Medically speaking, sufferers will experience psychiatric symptoms such as delusional states, hallucinations, feelings of persecution, derealization, depersonalization, and anxiety, in addition to psychosomatic manifestations like dizziness, tachycardia, sweating, and vomiting.

Cafe Les Deux Magots in the Latin Quarter of Paris

Franco-Japanese psychiatrist Hiroaki Ota first used the term ‘Paris Syndrome’ to describe this transient psychological disorder in 1986. Later work by Youcef Mahmoudia of the Hôtel-Dieu de Paris hospital found that it was in fact ‘a manifestation of psychopathology related to the voyage, rather than a syndrome of the traveler.’

In layman’s terms, Paris Syndrome can be thought of as a severe form of culture shock or homesickness.

The condition is supposedly brought on by four factors. First and foremost is the language barrier between the vast majority of the visiting Japanese and their French hosts. Tied to this is our second factor: differences in manner that can be extremely upsetting: decreased levels of formality in communication, frequent fluctuations in mood or tone, and incomprehensible humor. Thirdly, there is physical exhaustion, plain and simple. Travelers, whether they are in Paris for business or pleasure, pack their schedules so tightly that their brains essentially explode.

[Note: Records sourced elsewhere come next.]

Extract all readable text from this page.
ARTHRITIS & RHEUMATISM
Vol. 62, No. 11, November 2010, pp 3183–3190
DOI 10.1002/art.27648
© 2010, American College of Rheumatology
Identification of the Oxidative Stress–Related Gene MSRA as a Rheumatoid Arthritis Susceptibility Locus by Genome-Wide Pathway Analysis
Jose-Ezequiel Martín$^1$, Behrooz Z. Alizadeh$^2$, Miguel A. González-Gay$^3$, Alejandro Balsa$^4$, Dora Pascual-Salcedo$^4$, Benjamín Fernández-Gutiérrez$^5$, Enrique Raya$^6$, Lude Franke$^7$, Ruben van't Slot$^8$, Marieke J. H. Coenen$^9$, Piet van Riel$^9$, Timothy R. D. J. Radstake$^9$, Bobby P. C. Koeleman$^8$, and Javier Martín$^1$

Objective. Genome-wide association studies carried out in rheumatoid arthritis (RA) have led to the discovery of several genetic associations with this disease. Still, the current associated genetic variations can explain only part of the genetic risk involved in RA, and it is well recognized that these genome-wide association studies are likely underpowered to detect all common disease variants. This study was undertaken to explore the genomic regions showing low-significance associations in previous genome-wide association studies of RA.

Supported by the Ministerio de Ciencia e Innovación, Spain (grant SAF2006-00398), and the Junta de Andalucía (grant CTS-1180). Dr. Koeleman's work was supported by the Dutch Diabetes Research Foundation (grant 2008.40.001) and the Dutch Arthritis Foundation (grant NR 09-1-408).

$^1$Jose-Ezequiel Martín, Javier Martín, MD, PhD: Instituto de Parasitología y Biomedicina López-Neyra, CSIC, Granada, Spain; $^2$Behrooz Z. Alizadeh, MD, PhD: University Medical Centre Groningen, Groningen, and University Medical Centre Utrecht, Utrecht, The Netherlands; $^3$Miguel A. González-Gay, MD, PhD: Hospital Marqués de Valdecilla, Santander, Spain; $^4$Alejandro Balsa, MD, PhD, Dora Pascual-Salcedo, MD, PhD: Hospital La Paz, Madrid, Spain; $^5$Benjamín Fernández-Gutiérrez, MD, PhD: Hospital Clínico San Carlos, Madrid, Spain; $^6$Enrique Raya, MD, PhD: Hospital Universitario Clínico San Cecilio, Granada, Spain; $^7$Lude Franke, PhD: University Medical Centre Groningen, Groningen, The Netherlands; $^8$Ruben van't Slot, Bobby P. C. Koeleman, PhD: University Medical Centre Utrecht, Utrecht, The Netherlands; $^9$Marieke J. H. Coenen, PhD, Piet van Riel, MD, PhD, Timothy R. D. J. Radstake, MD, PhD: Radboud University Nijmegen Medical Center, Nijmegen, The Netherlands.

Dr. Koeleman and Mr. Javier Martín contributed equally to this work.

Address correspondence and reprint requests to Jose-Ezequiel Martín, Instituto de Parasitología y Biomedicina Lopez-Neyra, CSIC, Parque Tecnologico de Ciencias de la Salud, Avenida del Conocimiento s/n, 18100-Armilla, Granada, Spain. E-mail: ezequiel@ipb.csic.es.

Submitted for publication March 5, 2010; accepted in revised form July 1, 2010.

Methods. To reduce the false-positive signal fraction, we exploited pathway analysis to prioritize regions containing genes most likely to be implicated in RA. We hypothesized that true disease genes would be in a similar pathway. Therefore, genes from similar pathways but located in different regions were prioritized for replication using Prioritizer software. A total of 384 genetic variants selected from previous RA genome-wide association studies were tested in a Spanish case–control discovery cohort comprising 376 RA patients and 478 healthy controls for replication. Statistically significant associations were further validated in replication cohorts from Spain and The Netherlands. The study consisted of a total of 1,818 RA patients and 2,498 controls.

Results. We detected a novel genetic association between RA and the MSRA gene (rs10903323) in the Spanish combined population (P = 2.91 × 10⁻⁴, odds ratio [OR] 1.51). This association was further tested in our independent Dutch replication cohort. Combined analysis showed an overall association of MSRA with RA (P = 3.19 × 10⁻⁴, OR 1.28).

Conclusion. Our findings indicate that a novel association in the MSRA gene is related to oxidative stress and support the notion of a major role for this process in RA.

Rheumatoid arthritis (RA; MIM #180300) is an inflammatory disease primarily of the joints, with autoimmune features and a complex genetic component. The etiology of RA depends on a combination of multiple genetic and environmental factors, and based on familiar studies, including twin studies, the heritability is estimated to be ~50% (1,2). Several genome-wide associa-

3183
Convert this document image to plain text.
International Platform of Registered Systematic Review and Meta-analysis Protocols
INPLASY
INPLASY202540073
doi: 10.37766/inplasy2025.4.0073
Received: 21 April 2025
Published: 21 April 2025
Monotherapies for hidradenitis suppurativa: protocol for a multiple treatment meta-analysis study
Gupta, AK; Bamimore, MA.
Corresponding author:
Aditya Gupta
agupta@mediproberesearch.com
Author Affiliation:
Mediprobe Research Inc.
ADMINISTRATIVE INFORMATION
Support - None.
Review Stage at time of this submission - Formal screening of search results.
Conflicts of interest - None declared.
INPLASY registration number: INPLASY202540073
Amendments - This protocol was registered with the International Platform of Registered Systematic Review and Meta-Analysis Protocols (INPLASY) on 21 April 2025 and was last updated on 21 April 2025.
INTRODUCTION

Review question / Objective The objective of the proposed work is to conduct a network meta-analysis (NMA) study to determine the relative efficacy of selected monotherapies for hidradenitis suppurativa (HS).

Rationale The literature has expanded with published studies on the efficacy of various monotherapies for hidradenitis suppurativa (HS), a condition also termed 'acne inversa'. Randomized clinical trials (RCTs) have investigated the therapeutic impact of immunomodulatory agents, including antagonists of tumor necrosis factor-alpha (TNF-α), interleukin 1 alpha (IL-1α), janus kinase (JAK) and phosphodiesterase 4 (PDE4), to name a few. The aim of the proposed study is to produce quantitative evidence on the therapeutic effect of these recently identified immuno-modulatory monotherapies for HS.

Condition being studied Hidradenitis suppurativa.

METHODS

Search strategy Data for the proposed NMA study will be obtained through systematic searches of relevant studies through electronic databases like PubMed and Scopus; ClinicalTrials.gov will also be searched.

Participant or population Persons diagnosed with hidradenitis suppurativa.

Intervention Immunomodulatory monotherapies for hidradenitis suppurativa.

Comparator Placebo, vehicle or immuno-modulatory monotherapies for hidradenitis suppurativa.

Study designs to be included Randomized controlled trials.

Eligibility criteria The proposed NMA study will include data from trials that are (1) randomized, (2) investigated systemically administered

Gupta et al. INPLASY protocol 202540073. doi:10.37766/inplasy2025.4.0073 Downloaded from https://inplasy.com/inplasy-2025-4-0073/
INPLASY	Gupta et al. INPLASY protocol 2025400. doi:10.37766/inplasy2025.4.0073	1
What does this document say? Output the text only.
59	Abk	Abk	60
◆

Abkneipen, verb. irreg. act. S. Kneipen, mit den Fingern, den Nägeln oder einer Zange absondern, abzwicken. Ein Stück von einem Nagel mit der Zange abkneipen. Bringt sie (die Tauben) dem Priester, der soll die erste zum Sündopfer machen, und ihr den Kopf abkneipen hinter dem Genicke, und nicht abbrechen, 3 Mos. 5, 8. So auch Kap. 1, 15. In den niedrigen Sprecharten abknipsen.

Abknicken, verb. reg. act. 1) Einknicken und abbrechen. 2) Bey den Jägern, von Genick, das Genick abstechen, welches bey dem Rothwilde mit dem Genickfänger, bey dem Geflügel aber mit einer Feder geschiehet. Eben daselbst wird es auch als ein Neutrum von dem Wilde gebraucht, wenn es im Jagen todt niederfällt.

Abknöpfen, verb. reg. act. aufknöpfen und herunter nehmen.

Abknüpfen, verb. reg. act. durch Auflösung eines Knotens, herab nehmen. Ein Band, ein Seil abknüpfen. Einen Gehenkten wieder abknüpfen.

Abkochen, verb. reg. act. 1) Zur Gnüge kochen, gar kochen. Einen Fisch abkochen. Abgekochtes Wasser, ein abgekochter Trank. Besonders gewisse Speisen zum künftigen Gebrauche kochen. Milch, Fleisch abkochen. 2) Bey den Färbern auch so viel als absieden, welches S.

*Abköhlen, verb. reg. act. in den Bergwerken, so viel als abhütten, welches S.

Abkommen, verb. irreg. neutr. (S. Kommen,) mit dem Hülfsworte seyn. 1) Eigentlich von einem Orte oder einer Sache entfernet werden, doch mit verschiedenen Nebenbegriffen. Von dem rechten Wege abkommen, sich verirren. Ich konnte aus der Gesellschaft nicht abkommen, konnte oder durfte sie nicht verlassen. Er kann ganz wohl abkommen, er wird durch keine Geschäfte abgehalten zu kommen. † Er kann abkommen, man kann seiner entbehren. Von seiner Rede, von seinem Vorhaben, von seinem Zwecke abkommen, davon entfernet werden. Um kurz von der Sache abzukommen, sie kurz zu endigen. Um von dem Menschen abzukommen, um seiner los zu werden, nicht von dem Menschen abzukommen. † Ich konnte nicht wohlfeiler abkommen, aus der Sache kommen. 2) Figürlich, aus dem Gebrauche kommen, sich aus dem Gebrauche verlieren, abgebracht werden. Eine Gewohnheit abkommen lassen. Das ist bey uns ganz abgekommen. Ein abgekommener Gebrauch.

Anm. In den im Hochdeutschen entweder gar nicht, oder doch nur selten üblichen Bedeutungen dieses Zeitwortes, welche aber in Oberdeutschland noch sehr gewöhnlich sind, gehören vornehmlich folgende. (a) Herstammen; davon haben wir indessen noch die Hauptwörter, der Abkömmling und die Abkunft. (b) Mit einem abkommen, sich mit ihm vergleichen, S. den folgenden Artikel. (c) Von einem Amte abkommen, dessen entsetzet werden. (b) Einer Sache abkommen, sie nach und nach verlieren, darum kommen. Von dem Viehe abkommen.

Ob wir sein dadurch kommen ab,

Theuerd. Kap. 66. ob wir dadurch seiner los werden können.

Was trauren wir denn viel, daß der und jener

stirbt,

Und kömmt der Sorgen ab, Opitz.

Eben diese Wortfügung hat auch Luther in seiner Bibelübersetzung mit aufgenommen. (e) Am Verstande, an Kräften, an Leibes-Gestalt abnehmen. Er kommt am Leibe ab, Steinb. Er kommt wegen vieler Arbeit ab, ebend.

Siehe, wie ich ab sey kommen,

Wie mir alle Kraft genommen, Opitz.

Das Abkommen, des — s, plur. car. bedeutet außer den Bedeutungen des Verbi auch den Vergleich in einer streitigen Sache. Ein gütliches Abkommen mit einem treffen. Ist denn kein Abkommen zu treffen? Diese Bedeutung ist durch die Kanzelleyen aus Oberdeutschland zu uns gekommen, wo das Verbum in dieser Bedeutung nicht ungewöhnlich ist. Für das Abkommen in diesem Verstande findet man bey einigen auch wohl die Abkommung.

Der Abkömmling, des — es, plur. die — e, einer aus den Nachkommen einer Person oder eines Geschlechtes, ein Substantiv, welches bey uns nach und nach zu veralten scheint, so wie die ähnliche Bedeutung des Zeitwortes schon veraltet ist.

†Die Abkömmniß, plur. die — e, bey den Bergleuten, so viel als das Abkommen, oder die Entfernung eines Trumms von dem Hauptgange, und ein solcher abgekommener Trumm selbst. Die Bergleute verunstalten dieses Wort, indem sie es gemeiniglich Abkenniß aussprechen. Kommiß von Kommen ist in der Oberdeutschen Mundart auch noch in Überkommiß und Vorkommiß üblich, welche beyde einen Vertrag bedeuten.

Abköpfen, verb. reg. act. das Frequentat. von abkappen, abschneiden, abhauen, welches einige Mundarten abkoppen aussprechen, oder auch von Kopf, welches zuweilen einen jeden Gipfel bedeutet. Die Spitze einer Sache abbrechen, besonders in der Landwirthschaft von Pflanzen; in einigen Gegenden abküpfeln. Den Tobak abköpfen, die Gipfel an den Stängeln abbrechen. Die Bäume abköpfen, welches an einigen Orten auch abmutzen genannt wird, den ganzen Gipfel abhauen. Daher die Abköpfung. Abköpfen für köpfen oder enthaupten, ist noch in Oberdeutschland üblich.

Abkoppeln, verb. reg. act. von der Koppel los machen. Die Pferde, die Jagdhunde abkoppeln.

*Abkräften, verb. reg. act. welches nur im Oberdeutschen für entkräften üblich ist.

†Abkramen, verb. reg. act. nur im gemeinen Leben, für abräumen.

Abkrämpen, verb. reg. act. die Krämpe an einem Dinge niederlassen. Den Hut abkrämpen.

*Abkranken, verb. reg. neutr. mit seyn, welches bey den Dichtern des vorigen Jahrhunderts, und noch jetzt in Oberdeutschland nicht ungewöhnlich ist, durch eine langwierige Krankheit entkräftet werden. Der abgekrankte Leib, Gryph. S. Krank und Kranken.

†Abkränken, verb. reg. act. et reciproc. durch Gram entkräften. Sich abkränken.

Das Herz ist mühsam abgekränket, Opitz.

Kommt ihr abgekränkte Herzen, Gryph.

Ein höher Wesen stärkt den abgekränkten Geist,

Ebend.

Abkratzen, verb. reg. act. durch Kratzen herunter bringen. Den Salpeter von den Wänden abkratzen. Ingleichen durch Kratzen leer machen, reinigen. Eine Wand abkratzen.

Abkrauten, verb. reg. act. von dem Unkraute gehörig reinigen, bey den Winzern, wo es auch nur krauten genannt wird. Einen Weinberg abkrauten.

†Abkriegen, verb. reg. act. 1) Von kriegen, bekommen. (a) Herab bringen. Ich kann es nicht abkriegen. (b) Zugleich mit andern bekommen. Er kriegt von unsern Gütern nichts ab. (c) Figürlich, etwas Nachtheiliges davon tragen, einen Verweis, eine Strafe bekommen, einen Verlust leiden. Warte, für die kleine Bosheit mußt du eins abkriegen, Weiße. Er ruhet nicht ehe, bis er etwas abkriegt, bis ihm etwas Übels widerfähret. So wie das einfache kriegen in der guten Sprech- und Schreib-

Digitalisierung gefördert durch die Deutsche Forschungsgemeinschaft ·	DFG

And finally, add serious jet lag to that mix and you have yourself one stressed out cookie.

France, Paris, Street in Montmatre at night

However, the inquiring mind might ask why this isn’t equally the case for Japanese holidaymakers in other major European or American cities. Surely Londoners, Berliners, and New Yorkers and their respective languages and cultures are just as remote and destabilizing?The theory is that the image of Paris as the ultimate locus of style, taste, and sophistication portrayed in the Japanese media creates damagingly high expectations. The sight of scuffed trainers in the place of buffed Louboutins, a McDonald’s where there ought to be a quaint bistro, and haggard-looking crowds instead of picture-postcard scenes sends these poor souls over the edge.

Whether Paris Syndrome is real (in the sense that this lovely city is capable of inflicting its very own strain of homesickness) is debatable. Common knowledge of the condition’s existence is certainly the result of a quiet news week rather than any pressing medical or social issue. Nevertheless, the Japanese Embassy in Paris continues to operate a 24/7 emergency helpline for any of its nationals suffering from its symptoms and potentially in need of repatriation.